Cybersecurity suppliers increasingly rely on AI in conjunction with more traditional tools such as antivirus protection, data-loss prevention, fraud detection, identity and access management, intrusion detection, risk management and other core security areas.
Morgan Stanley goes on to confirm that because of the nature of AI, which can analyse enormous sets of data and find patterns, it is uniquely suited to tasks such as:
- Detecting actual attacks more accurately than humans, creating fewer false-positive results, and prioritising responses based on their real-world risks.
- Identifying and flagging the type of suspicious emails and messages often employed in phishing campaigns.

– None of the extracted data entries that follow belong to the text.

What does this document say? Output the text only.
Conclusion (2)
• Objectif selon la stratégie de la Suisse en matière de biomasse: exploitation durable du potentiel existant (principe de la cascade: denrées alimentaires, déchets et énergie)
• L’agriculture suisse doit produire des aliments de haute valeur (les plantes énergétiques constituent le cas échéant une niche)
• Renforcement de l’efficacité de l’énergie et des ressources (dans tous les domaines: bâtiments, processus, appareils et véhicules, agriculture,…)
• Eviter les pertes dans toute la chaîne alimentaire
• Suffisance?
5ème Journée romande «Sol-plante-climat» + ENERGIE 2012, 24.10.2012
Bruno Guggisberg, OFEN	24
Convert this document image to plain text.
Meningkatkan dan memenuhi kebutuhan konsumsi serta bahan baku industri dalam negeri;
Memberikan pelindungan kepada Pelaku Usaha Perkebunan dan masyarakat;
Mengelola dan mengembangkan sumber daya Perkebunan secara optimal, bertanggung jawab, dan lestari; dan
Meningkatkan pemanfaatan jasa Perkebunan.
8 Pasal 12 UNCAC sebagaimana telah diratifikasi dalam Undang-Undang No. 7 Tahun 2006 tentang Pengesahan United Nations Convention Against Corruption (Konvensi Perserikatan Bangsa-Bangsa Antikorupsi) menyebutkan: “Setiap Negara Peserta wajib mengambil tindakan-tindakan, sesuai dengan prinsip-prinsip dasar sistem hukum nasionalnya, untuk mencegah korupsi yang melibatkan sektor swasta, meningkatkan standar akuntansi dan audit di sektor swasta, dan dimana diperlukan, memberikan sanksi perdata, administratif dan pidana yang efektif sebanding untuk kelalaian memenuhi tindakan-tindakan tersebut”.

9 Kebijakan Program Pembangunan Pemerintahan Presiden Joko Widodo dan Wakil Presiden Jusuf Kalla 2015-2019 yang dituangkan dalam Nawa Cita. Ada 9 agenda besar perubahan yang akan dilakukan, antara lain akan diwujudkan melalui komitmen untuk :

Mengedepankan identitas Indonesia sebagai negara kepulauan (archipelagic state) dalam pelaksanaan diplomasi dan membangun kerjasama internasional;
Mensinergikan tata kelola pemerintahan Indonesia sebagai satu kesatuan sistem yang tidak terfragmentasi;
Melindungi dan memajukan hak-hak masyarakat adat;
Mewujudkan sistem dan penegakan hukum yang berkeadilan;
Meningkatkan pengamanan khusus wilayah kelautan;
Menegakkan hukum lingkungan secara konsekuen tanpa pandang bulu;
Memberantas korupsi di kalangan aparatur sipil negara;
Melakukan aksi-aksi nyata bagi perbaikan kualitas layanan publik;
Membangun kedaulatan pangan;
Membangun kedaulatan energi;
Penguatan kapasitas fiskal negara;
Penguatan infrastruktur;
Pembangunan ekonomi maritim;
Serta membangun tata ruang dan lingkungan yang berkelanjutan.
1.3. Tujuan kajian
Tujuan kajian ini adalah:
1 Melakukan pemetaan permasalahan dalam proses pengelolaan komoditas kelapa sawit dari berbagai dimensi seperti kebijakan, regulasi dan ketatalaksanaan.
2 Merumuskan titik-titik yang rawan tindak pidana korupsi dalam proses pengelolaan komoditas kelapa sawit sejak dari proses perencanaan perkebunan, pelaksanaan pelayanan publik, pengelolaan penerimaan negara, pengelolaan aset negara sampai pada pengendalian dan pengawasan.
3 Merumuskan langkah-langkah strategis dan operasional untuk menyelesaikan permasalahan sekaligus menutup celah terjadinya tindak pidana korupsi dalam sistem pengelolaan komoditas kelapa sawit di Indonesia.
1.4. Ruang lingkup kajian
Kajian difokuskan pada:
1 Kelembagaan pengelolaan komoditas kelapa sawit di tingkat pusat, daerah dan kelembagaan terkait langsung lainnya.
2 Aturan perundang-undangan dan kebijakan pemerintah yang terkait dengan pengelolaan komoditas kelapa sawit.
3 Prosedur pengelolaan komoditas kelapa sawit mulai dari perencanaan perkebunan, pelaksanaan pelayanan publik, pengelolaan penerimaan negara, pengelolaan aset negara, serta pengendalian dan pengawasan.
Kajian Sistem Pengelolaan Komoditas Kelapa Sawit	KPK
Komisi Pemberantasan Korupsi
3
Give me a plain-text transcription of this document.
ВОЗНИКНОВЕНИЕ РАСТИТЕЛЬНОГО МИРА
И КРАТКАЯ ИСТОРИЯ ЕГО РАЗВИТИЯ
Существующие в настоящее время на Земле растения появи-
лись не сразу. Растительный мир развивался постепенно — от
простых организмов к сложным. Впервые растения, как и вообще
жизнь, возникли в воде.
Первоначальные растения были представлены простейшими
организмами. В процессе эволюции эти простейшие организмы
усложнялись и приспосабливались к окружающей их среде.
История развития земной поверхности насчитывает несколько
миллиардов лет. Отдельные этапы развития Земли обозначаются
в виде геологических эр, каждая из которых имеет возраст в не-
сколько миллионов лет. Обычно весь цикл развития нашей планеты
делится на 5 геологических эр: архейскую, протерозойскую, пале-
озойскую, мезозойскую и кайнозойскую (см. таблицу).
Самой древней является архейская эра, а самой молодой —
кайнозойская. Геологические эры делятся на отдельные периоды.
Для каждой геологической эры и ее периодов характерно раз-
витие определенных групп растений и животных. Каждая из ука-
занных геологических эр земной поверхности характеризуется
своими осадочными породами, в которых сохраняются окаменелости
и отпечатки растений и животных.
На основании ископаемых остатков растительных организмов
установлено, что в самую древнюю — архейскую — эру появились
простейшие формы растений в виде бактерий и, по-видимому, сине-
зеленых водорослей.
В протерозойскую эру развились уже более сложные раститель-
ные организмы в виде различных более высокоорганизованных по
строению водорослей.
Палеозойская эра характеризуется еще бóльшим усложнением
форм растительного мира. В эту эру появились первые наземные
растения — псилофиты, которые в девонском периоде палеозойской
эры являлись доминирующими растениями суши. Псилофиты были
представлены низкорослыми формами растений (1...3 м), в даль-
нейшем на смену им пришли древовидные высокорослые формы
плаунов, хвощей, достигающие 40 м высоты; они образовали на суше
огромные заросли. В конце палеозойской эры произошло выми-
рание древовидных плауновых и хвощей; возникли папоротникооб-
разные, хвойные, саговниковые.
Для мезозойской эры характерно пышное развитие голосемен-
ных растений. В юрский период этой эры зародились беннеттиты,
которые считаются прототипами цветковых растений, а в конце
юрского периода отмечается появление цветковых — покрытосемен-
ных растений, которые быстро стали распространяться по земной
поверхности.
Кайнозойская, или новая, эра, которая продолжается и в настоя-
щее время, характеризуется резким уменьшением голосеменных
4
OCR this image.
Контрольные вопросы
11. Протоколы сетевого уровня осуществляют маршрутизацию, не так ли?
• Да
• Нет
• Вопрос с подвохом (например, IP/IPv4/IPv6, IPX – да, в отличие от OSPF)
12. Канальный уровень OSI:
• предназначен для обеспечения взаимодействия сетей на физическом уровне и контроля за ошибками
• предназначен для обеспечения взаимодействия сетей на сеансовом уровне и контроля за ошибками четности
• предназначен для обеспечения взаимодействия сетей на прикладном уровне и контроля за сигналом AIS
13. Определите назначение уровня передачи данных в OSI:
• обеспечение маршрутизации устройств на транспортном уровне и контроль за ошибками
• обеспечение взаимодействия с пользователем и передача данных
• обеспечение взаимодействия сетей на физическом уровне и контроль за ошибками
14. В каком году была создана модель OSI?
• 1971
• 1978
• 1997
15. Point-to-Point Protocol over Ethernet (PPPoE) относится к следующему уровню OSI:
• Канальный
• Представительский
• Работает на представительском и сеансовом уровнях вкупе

- Simulating social engineering attacks, which help security teams spot potential vulnerabilities before cybercriminals exploit them.
- Analysing huge amounts of incident-related data rapidly, so that security teams can swiftly take action to contain the threat.
Additionally, AI has the potential to be a game-changing tool in penetration testing, intentionally probing the defences of software and networks to identify weaknesses. By developing AI tools to target their own technology, organisations will be better able to identify weaknesses before hackers can maliciously exploit them. Preventing breaches before they occur will not only help to protect individual and company data but will also reduce business IT costs.
Key takeaways
- AI is not just another technology or business case.
- The most compelling applications of AI and ML technology can often be found behind the scenes.
- According to McKinsey’s 2022 Global Survey on Artificial Intelligence, uptake and implementation of AI has more than doubled.
- Financial institutions are discovering the power of ML to identify anomalies within large volumes of data that may indicate fraud.
- Organisations across industries can employ AI and ML tools to extract and analyse information from documents and to reduce the burden of manual data entry.
- The fact of the matter is that we are now way beyond digital. It is the next era of computing and opportunity.
- Cognitive systems are defined by their ability to think. This is what sets cognitive computing apart.
- Cognitive systems can learn, reason and act based on proficiency and experience, as opposed to following rules that have been programmed.
- The right AI tool will vary according to application.
- Large language models are revolutionising content management and transforming the ways in which we interact with unstructured content.
- Revolutionising content management refers to the process of extracting insights, patterns, useful information from unstructured data sources which do not have a predefined model or format.
- With ability to comprehend context, extract semantics and knowledge, and automate content management tasks, LLMs are unlocking new value in the content management system.
- Morgan Stanley reports that in the evolving landscape of AI, both cybersecurity teams and hackers are using AI to their advantage.